Author :University of Hawaii at Manoa. College of Languages, Linguistics, and Literature Publisher :University of Hawaii Press ISBN 13 :9780824816032 Total Pages :210 pages Book Rating :4.8/5 (16 download)
Book Synopsis Translation and Interpreting by : University of Hawaii at Manoa. College of Languages, Linguistics, and Literature
Download or read book Translation and Interpreting written by University of Hawaii at Manoa. College of Languages, Linguistics, and Literature and published by University of Hawaii Press. This book was released on 1994-01-01 with total page 210 pages. Available in PDF, EPUB and Kindle. Book excerpt:
Book Synopsis Taiwanese Literature as World Literature by : Pei-yin Lin
Download or read book Taiwanese Literature as World Literature written by Pei-yin Lin and published by Bloomsbury Publishing USA. This book was released on 2022-12-15 with total page 233 pages. Available in PDF, EPUB and Kindle. Book excerpt: Owing to Taiwan's multi-ethnic nature and palimpsestic colonial past, Taiwanese literature is naturally multilingual. Although it can be analyzed through frameworks of Japanophone literature and Chinese literature, and the more provocative Sinophone literature, only through viewing Taiwanese literature as world literature can we redress the limits of national identity and fully examine writers' transculturation practice, globally minded vision, and the politics of its circulation. Throughout the colonial era, Taiwanese writers gained inspiration from global literary trends mainly but not exclusively through the medium of Japanese and Chinese. Modernism was the mainstream literary style in 1960s Taiwan, and since the 1980s Taiwanese literature has demonstrated a unique trajectory shaped jointly by postmodernism and postcolonialism. These movements exhibit Taiwanese writers' creative adaptations of world literary thought as a response to their local and trans-national reality. During the postwar years Taiwanese literature began to be more systematically introduced to world readers through translation.
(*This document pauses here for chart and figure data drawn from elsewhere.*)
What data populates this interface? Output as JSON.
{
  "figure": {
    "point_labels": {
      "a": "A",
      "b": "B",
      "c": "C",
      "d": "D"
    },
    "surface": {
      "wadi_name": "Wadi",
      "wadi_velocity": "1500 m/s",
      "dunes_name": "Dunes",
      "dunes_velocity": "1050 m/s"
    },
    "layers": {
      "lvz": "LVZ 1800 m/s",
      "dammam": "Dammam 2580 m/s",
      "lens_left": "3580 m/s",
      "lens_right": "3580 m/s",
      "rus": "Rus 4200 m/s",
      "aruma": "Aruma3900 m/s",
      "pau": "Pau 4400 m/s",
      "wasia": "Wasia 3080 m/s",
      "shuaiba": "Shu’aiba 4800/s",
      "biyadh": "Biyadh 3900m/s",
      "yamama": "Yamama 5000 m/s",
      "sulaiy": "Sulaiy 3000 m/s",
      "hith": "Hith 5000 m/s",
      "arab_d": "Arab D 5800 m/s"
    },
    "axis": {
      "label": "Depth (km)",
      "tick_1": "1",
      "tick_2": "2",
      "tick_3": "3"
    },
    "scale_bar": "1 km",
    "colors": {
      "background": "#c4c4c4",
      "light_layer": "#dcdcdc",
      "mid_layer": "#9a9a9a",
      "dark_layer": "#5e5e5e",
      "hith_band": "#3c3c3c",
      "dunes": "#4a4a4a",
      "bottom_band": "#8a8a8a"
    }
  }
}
Over the past few decades, Taiwanese authors and their translated works have participated in global conversations, such as those on climate change, the "post-truth" era, and ethnic and gender equality. Bringing together scholars and translators from Europe, North America, and East Asia, the volume focuses on three interrelated themes – the framing and worlding ploys of Taiwanese literature, Taiwanese writers' experience of transculturation, and politics behind translating Taiwanese literature. The volume stimulates new ways of conceptualizing Taiwanese literature, demonstrates remarkable cases of Taiwanese authors' co-option of world trends in their Taiwan-concerned writing, and explores its readership and dissemination.